Um repórter de televisão alemão com um talento especial para os contos de fada estará passando os Natais dos próximos quatro anos na cadeia.
Ele foi preso há duas semanas por ter levado longe demais sua veia criativa.
Michael Born, 38, free-lance, foi preso na sua cidade natal, Koblenz (Alemanha), acusado de fraude, incitamento ao ódio racial, crueldade com animais e por dirigir sem licença.
Ele vendeu a diversas redes de televisão diversos "documentários". Suas produções eram antes baseadas em sua fértil imaginação do que em fatos reais.
Peças teatrais
Os "documentários" eram verossímeis peças teatrais, em que se usavam atores pagos para possibilitar a encenação de enredos surrealistas.
Sua "reportagem" mais elogiada, em que membros da Ku Klux Klan aterrorizavam pessoas numa floresta em Rhinelander (região dos Grandes Lagos, norte dos EUA), teria ganhado um prêmio se não tivesse sido desmascarada por um atento policial.
Born reuniu alguns amigos vestidos com túnicas e gorros brancos, gravou seus violentos discursos anti-semitas e espalhou suásticas para dar um sabor local ao documentário.
"Caça ao gato"
Em outra tomada, o repórter alemão encenou uma "caça ao gato". Um pequeno gato de rua é baleado pelos atores ao final de uma caçada esportiva por um bosque.

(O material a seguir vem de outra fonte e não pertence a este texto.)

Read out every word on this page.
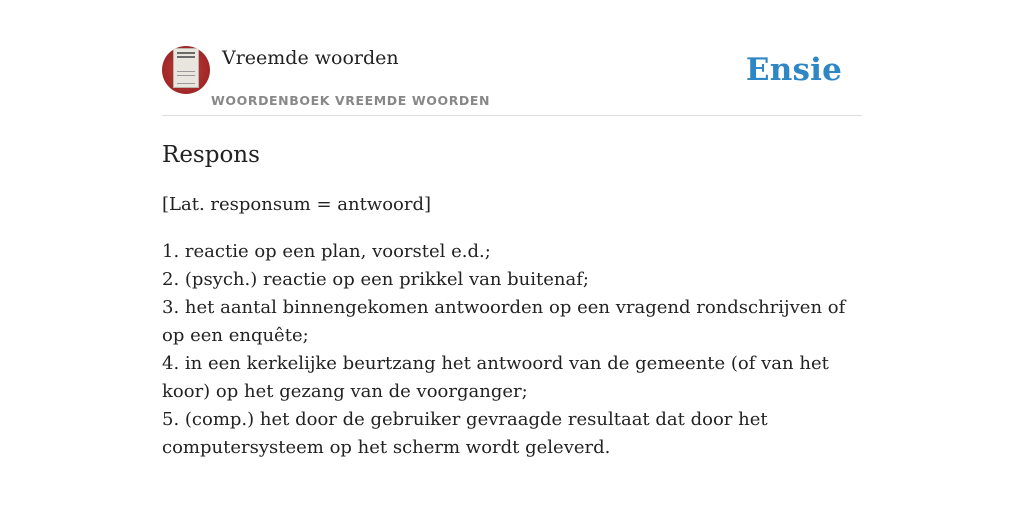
Vreemde woorden
WOORDENBOEK VREEMDE WOORDEN
Ensie
Respons
[Lat. responsum = antwoord]
1. reactie op een plan, voorstel e.d.;
2. (psych.) reactie op een prikkel van buitenaf;
3. het aantal binnengekomen antwoorden op een vragend rondschrijven of op een enquête;
4. in een kerkelijke beurtzang het antwoord van de gemeente (of van het koor) op het gezang van de voorganger;
5. (comp.) het door de gebruiker gevraagde resultaat dat door het computersysteem op het scherm wordt geleverd.
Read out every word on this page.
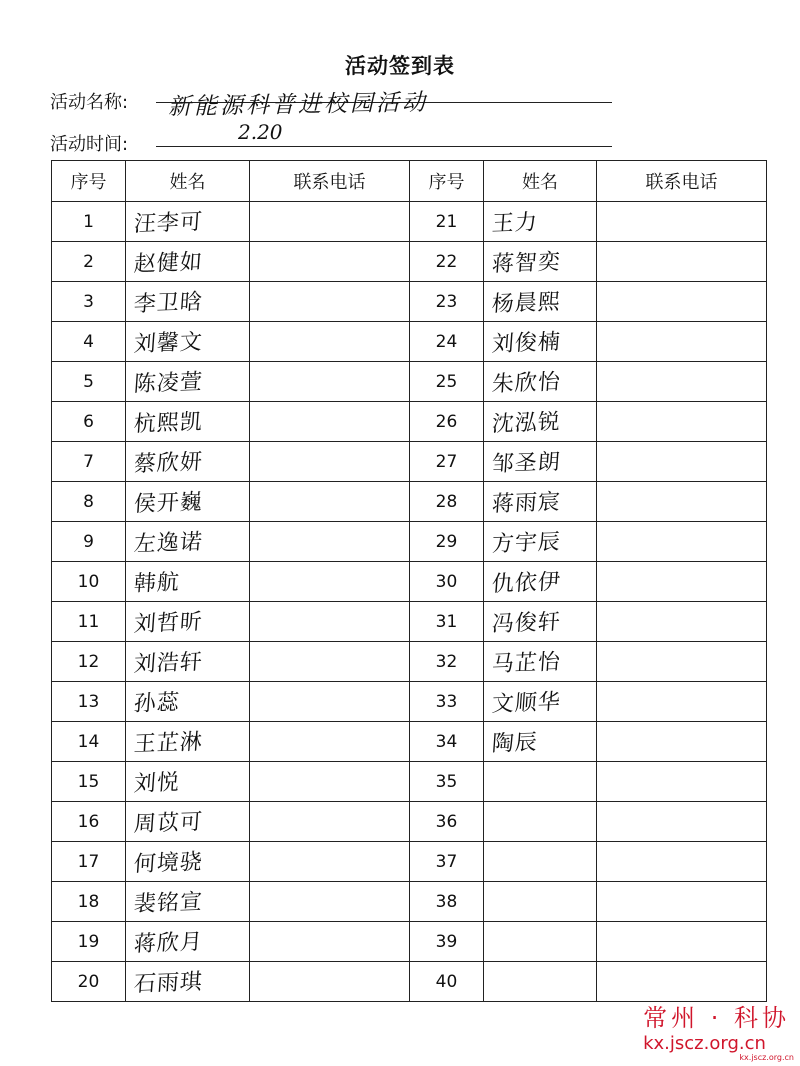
活动签到表
活动名称: 新能源科普进校园活动
活动时间:
2.20
序号	姓名	联系电话	序号	姓名	联系电话
1	汪李可		21	王力	
2	赵健如		22	蒋智奕	
3	李卫晗		23	杨晨熙	
4	刘馨文		24	刘俊楠	
5	陈凌萱		25	朱欣怡	
6	杭熙凯		26	沈泓锐	
7	蔡欣妍		27	邹圣朗	
8	侯开巍		28	蒋雨宸	
9	左逸诺		29	方宇辰	
10	韩航		30	仇依伊	
11	刘哲昕		31	冯俊轩	
12	刘浩轩		32	马芷怡	
13	孙蕊		33	文顺华	
14	王芷淋		34	陶辰	
15	刘悦		35		
16	周苡可		36		
17	何境骁		37		
18	裴铭宣		38		
19	蒋欣月		39		
20	石雨琪		40		
常州 · 科协
kx.jscz.org.cn
kx.jscz.org.cn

Ele também se meteu com tráfico de escravos, entrevistou líderes terroristas fictícios e encenou uma batalha sangrenta na fronteira da Albânia com a Grécia.
Born ganhou mais de US$ 200 mil durante os cinco anos em que forneceu reportagens para várias emissoras de TV que têm programas sensacionalistas.
Durante os quatro meses que durou seu julgamento, Born, confrontado com as provas da acusação, não era mais capaz de contar uma mentira.
"Eu me sinto culpado perante os telespectadores", ele admitiu, "mas não perante as redações das televisões".
Sua defesa se limitou a alegar que Born não enganou ninguém, porque seu público estava inteiramente consciente de que consumia diversão. Eles sabiam que não era jornalismo.
Dúzias de testemunhas disseram no tribunal que a abundância de TVs a cabo e canais via satélite que competiam pelos documentários de Born poderiam facilmente verificar a veracidade de suas reportagens.
Eles não o fizeram porque tinham medo de perder uma "boa história".
Veredicto
O canal Stern TV, ligado à revista alemã "Stern", foi informado em agosto de 1995 por um fabricante de móveis da Suécia que a reportagem de Born sobre trabalho infantil na indústria de carpete indiana era uma fraude.
"A Stern TV nunca teve a intenção de desmascarar as muitas invencionices de Born", disse o juiz Ulrich Weiland, ao anunciar o veredicto.
Por cumplicidade, Weiland julgou toda a indústria culpada de fraude, mas apenas Born vai pagar pelo crime.
Os poderosos que financiaram suas ações estão em liberdade, porque, como o juiz notou com pesar, "não há nenhuma lei contra redes de TV que enganem seus telespectadores".